0

I tried to implement a simple property-path tokenizer, so the result can be later calculated fast.

Here's my initial implementation:

function tokenize(path: string): (string | number)[] {
    const res = [], reg = /\[\s*(\d+)|["']([^"']+)["']\s*]|[a-z_$0-9]+/gi;
    let a;
    while (a = reg.exec(path)) {
        res.push(a[1] ? parseInt(a[1]) : a[3] || a[2] || a[0]);
    }
    return res;
}

It can take an input like this: first.a.b[123].c['prop1'].d["prop2"].last, and produce the following fast-resolution array:

['first', 'a', 'b', 123, 'c', 'prop1', 'd', 'prop2', 'last']

The problem I'm having is with adding support for nested quotes - ' and ", for an input like this: first["a\'b"].second['"'].

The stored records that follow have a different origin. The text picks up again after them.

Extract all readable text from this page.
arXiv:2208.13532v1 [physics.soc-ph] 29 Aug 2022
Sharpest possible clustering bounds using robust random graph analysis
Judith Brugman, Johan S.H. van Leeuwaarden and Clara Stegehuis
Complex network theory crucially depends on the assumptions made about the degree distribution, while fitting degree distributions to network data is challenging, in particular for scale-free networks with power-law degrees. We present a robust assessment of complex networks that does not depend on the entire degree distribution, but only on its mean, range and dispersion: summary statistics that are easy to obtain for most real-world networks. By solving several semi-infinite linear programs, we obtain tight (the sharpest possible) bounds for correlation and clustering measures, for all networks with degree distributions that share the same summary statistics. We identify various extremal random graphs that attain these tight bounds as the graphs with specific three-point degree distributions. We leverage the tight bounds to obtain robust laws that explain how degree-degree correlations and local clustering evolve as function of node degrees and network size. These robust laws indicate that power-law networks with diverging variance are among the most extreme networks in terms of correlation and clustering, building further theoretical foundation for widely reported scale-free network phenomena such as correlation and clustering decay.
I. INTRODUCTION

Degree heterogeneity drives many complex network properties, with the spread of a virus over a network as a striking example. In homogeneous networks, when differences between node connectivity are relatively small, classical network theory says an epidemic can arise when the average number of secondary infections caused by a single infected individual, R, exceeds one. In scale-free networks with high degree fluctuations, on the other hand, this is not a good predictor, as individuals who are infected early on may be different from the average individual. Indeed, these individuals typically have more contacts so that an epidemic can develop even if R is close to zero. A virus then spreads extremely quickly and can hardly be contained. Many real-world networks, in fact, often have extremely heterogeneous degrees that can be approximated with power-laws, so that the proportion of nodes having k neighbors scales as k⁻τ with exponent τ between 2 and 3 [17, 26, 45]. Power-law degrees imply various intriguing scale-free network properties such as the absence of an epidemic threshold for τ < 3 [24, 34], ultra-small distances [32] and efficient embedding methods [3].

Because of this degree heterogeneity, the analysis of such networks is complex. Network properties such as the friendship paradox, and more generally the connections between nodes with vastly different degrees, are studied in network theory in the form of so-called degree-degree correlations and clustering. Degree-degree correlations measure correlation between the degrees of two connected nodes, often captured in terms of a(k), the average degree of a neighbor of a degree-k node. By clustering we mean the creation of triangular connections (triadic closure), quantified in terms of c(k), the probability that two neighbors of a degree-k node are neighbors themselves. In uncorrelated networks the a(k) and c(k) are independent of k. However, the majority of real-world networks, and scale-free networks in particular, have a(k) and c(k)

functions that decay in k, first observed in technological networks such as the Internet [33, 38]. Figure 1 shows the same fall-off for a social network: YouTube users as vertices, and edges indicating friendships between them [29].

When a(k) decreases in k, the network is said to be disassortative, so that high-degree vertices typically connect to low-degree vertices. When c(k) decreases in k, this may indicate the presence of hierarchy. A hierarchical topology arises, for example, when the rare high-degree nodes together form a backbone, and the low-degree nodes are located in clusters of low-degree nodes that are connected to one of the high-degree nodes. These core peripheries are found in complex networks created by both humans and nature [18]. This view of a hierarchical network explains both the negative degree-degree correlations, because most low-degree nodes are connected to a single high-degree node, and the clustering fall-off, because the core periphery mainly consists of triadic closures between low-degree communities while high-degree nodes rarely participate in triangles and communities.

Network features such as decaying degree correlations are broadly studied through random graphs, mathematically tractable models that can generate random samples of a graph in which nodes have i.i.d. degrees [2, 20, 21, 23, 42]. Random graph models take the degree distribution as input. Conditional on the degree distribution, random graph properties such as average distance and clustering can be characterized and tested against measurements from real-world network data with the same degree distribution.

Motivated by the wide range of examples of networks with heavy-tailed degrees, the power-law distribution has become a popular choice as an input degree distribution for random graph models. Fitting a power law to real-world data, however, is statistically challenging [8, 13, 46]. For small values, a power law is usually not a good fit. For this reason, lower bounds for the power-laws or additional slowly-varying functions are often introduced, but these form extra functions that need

More precisely, I cannot figure out how to take one of the solutions here, and inject them into my regex. Those solutions work fine on their own, just not as part of my own regex, so joining the two expressions into one is the problem that I'm stuck with.

vitaly-t
  • 24,279
  • 15
  • 116
  • 138
  • Time to stop using regex. This is exactly what regexp are _not_ for, write (or find) a normal tokenizer that understands the syntax of the language you're working with, and can deal with nesting, inline block comments, etc. And remember that you're most definitely not the first to need this: find the libraries that others have already written to do this job for you, so you don't have to spend time on rolling your own system and constantly updating it for edge cases as they come up. Looker for a "js tokenizer" and you'll find lots of options – Mike 'Pomax' Kamermans Jan 15 '21 at 04:18
  • @Mike'Pomax'Kamermans Thanks, but I like RegEx, and I like writing my own tokenizers, if I can avoid bringing in extra dependencies. – vitaly-t Jan 15 '21 at 04:28

1 Answers1

2

Match and capture the character set quote. Then you can repeat any character but the captured quote with a negative lookahead inside a quantifier, then match the quote again.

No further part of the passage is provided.